LATITUDE_BASE_URLNohttps://ingest.latitude.soOverride the ingestion endpoint. Set automatically by --staging and --dev.
LATITUDE_CLAUDE_CODE_ENABLEDNo1Set to 0 to disable the hook without uninstalling.
LATITUDE_DEBUGNounsetSet to 1 to print diagnostic output to stderr when the hook runs.
BUN_OPTIONSConditionalPreload path used by the optional Bun-based request capture. The installer manages this; do not set it by hand.
⚠️ If BUN_OPTIONS points to a missing file, Claude Code itself will fail to start. Either keep the file in place or unset the variable.
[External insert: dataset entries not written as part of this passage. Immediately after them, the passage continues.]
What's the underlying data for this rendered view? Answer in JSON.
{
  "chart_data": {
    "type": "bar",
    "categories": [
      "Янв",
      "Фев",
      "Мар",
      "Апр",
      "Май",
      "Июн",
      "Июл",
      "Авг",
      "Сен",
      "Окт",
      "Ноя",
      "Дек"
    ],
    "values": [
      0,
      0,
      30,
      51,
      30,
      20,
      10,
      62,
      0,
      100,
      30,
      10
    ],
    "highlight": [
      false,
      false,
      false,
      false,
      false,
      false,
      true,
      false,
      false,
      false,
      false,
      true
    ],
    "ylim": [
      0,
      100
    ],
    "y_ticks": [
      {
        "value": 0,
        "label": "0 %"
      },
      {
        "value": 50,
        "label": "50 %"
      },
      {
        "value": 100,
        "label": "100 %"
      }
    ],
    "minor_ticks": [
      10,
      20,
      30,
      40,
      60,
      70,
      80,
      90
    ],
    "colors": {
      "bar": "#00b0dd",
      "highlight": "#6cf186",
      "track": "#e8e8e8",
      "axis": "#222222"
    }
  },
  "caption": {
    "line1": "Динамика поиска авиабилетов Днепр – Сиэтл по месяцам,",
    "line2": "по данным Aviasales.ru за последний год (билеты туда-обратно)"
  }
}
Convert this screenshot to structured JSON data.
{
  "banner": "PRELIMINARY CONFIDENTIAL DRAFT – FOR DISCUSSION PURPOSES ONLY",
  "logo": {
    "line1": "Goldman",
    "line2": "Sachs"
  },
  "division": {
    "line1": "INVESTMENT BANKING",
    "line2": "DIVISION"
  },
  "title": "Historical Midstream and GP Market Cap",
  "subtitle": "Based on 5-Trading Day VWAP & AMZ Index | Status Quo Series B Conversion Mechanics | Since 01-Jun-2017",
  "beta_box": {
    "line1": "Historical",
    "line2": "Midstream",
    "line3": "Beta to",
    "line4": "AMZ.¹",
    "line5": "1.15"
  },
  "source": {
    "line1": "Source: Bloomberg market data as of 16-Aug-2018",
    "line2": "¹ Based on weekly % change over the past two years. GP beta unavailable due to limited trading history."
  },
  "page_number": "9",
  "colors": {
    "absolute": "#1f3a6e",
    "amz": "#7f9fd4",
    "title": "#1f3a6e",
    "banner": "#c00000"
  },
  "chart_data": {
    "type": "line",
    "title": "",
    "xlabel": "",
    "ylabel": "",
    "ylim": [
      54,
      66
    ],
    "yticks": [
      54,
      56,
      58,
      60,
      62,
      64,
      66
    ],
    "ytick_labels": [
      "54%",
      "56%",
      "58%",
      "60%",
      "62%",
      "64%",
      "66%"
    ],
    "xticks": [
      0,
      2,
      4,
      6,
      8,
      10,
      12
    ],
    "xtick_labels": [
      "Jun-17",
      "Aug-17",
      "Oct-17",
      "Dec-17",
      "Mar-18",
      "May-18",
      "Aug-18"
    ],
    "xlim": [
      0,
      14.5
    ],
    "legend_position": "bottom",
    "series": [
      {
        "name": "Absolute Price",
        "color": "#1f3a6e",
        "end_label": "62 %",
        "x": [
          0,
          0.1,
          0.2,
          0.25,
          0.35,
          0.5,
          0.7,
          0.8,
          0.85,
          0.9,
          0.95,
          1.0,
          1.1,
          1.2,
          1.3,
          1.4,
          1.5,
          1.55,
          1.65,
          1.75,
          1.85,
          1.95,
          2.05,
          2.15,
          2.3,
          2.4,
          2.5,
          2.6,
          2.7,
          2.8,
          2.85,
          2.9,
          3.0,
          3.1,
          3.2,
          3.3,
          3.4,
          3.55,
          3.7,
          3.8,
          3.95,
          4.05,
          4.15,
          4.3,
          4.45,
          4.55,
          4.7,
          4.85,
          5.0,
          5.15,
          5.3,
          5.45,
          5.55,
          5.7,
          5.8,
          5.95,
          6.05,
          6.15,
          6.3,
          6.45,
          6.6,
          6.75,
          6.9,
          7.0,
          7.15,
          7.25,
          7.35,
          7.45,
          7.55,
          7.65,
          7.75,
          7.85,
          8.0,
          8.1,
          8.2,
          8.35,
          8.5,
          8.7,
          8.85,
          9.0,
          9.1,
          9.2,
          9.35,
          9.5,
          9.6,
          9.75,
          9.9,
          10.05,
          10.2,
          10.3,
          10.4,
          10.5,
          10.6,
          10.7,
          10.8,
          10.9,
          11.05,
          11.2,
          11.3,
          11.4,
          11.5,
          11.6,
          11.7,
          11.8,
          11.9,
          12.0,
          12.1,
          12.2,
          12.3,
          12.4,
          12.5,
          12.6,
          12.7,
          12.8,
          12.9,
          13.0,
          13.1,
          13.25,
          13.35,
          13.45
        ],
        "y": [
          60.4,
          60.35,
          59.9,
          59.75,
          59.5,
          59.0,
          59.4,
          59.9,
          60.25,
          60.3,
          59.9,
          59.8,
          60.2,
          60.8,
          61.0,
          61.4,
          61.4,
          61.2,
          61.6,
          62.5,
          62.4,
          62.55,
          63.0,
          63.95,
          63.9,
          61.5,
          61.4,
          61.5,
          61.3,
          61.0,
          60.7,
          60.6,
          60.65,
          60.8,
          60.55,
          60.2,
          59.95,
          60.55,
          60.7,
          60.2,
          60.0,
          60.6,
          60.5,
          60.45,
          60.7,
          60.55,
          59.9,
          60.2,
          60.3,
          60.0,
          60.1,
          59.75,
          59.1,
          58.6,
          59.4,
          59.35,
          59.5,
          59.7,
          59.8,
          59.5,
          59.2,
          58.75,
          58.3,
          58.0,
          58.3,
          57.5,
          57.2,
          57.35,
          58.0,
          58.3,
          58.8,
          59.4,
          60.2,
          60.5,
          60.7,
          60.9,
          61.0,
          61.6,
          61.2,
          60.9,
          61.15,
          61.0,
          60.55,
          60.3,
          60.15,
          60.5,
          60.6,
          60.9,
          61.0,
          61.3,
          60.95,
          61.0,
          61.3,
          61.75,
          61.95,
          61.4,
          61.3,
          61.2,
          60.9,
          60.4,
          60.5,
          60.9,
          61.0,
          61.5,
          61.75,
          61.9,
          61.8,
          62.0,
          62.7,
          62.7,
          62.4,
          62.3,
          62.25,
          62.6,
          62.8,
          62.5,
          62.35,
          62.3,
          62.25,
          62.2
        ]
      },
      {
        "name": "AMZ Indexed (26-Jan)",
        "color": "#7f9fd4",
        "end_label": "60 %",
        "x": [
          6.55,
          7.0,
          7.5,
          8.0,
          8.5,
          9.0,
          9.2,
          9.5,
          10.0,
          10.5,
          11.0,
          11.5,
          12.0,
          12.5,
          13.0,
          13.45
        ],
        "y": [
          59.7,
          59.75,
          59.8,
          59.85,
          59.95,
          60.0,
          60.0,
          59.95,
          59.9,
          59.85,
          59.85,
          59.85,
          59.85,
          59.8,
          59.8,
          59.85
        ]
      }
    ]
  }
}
Files modified by the installer

  • ~/.claude/settings.json — adds an env block (or merges into an existing one) and a Stop entry under hooks. Existing settings are preserved.
  • macOS launchctl user environmentLATITUDE_API_KEY, LATITUDE_PROJECT, and (when relevant) BUN_OPTIONS are registered via launchctl setenv so that GUI apps inherit them. Skipped with --no-launchctl.
The installer does not modify your shell rc files (.zshrc, .bashrc).

How it works

The package is built around a Claude Code Stop hook: a shell command that Claude Code runs automatically every time a turn ends (after the assistant finishes responding and any tool calls have completed). When the hook fires, it reads the new portion of the transcript, reconstructs the turn as OpenTelemetry spans, and POSTs them to Latitude’s OTLP ingestion endpoint. There’s no daemon and no background process — just a short-lived script that runs once per turn. Each turn produces one trace with three span types:
  • interaction — the user prompt and turn-level timing.
  • llm_request — each call to Anthropic’s API, including model parameters, token usage, the full message history, and (when the optional Bun preload is active) the system prompt and tool schemas.
  • tool_execution — each tool invocation: name, arguments, result, and any error.
The package also ships an optional Bun preload script that wraps fetch to capture full request bodies sent to Anthropic. This is what makes system prompts and tool schemas available in the trace. It activates only when Claude Code runs under a Bun-based runtime that respects BUN_OPTIONS. When inactive, traces still work — they just won’t include those two fields. The hook is fail-open. If anything goes wrong (network error, bad API key, parse error), it logs to stderr (visible with LATITUDE_DEBUG=1) and exits cleanly. Claude Code is never blocked by a telemetry failure.

Privacy

You should treat this hook as full-fidelity telemetry. Once installed, Latitude receives the verbatim content of every turn: prompts, responses, tool I/O, system prompts, and tool schemas. Important properties:
  • No per-turn opt-in. Every turn is captured until the hook is disabled.
  • No redaction. If you paste a secret into Claude Code, that secret will reach Latitude.
  • Disable globally. Set LATITUDE_CLAUDE_CODE_ENABLED=0 to pause capture, or run uninstall to remove the hook entirely.
If you’re working with sensitive material, disable the hook before you start the session.

Troubleshooting

No traces appear in Latitude. Check that you fully quit and relaunched Claude Code. Then run a turn with LATITUDE_DEBUG=1 set — the hook will log diagnostic output to stderr explaining why the upload didn’t happen (most often a wrong API key, wrong project slug, or unreachable network). The hook is failing silently. By design. The hook is fail-open: if anything goes wrong (auth failure, network error, parse error), it logs to stderr and exits cleanly so it never blocks Claude Code itself. Set LATITUDE_DEBUG=1 to see what’s happening. Claude Code won’t start at all after install. This usually means a stale BUN_OPTIONS environment variable is pointing to a preload file that no longer exists. Either re-run the installer to recreate the file, or unset BUN_OPTIONS in your shell and via launchctl unsetenv BUN_OPTIONS on macOS. Wrong project receives the traces. You probably have an old LATITUDE_PROJECT value cached in launchctl. Re-run the installer with the correct slug, or run uninstall then install again.

License

MIT. Source code lives at latitude-dev/latitude-llm.